I was struggling proving this and didn't manage to find any solution here that felt understandable for my level, so I am submitting my best idea, which seems right.
Let $L$ be a splitting field of a separable and irreducible polynomial $f\in K[t]$ over a field $K$. Show $L:K$ is a separable extension.
By the partial converse to the Fundamental Theorem of Galois Theory, I know that if the fixed field of the Galois group satisfies $Gal(L:K)^\dagger=K$, then L:K is Galois and the exercise is solved.

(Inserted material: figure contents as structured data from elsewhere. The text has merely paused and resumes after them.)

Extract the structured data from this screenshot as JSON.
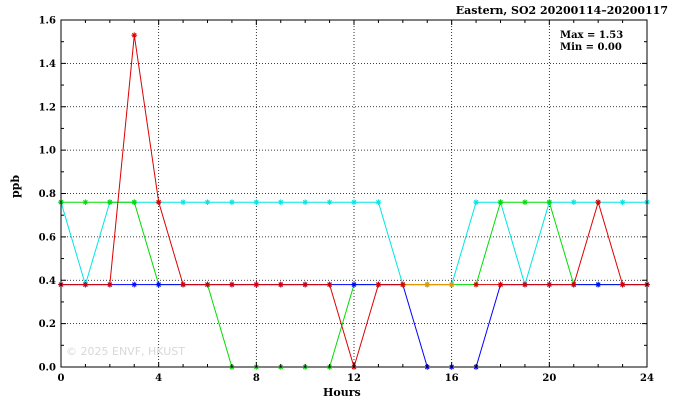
{
  "chart_data": {
    "type": "line",
    "title": "Eastern, SO2 20200114–20200117",
    "xlabel": "Hours",
    "ylabel": "ppb",
    "xlim": [
      0,
      24
    ],
    "ylim": [
      0,
      1.6
    ],
    "xticks": [
      0,
      4,
      8,
      12,
      16,
      20,
      24
    ],
    "yticks": [
      0.0,
      0.2,
      0.4,
      0.6,
      0.8,
      1.0,
      1.2,
      1.4,
      1.6
    ],
    "xtick_labels": [
      "0",
      "4",
      "8",
      "12",
      "16",
      "20",
      "24"
    ],
    "ytick_labels": [
      "0.0",
      "0.2",
      "0.4",
      "0.6",
      "0.8",
      "1.0",
      "1.2",
      "1.4",
      "1.6"
    ],
    "grid": true,
    "stats": {
      "max": "Max = 1.53",
      "min": "Min = 0.00"
    },
    "x": [
      0,
      1,
      2,
      3,
      4,
      5,
      6,
      7,
      8,
      9,
      10,
      11,
      12,
      13,
      14,
      15,
      16,
      17,
      18,
      19,
      20,
      21,
      22,
      23,
      24
    ],
    "series": [
      {
        "color": "#00e5e5",
        "values": [
          0.76,
          0.38,
          0.76,
          0.76,
          0.76,
          0.76,
          0.76,
          0.76,
          0.76,
          0.76,
          0.76,
          0.76,
          0.76,
          0.76,
          0.38,
          0.38,
          0.38,
          0.76,
          0.76,
          0.38,
          0.76,
          0.76,
          0.76,
          0.76,
          0.76
        ]
      },
      {
        "color": "#00dd00",
        "values": [
          0.76,
          0.76,
          0.76,
          0.76,
          0.38,
          0.38,
          0.38,
          0.0,
          0.0,
          0.0,
          0.0,
          0.0,
          0.38,
          0.38,
          0.38,
          0.38,
          0.38,
          0.38,
          0.76,
          0.76,
          0.76,
          0.38,
          0.38,
          0.38,
          0.38
        ]
      },
      {
        "color": "#0000ff",
        "values": [
          0.38,
          0.38,
          0.38,
          0.38,
          0.38,
          0.38,
          0.38,
          0.38,
          0.38,
          0.38,
          0.38,
          0.38,
          0.38,
          0.38,
          0.38,
          0.0,
          0.0,
          0.0,
          0.38,
          0.38,
          0.38,
          0.38,
          0.38,
          0.38,
          0.38
        ]
      },
      {
        "color": "#ff8c00",
        "values": [
          null,
          null,
          null,
          null,
          null,
          null,
          null,
          null,
          null,
          null,
          null,
          null,
          null,
          null,
          0.38,
          0.38,
          0.38,
          null,
          null,
          null,
          null,
          null,
          null,
          null,
          null
        ]
      },
      {
        "color": "#dd0000",
        "values": [
          0.38,
          0.38,
          0.38,
          1.53,
          0.76,
          0.38,
          0.38,
          0.38,
          0.38,
          0.38,
          0.38,
          0.38,
          0.0,
          0.38,
          0.38,
          null,
          null,
          0.38,
          0.38,
          0.38,
          0.38,
          0.38,
          0.76,
          0.38,
          0.38
        ]
      }
    ],
    "watermark": "© 2025 ENVF, HKUST"
  }
}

I also know from a Lemma on isomorphisms of simple extensions that we can extend the identity function: $id:K\to K$ to an isomorphism $\mu:K(a)\to K(b)$, $\mu\restriction_{K}=id$ and $\mu(a)=b$, where $a,b$ are two solutions of the same irreducible polynomial $f$ over $K$. By a different Lemma on isomorphisms of splitting fields, we can extend $\mu$ to an isomorphism $\lambda_{a\to b}:L\to L$, $\lambda\restriction_{K(a)}=\mu$. This would be useful since for any $a\not\in K$ I would have an element in $g\in Gal(L:K)$ where $g(a)\neq a$, so the fixed field assumption holds and $L:K$ is Galois.
Also, this procedure would justify the same result for any separable polynomial, right? It would need a little more justification since the splitting fields of the irreducible factors are not necessarily the whole $L$, but there would still be such a $g$ for every root of $f$, is what I think.
Thanks in advance!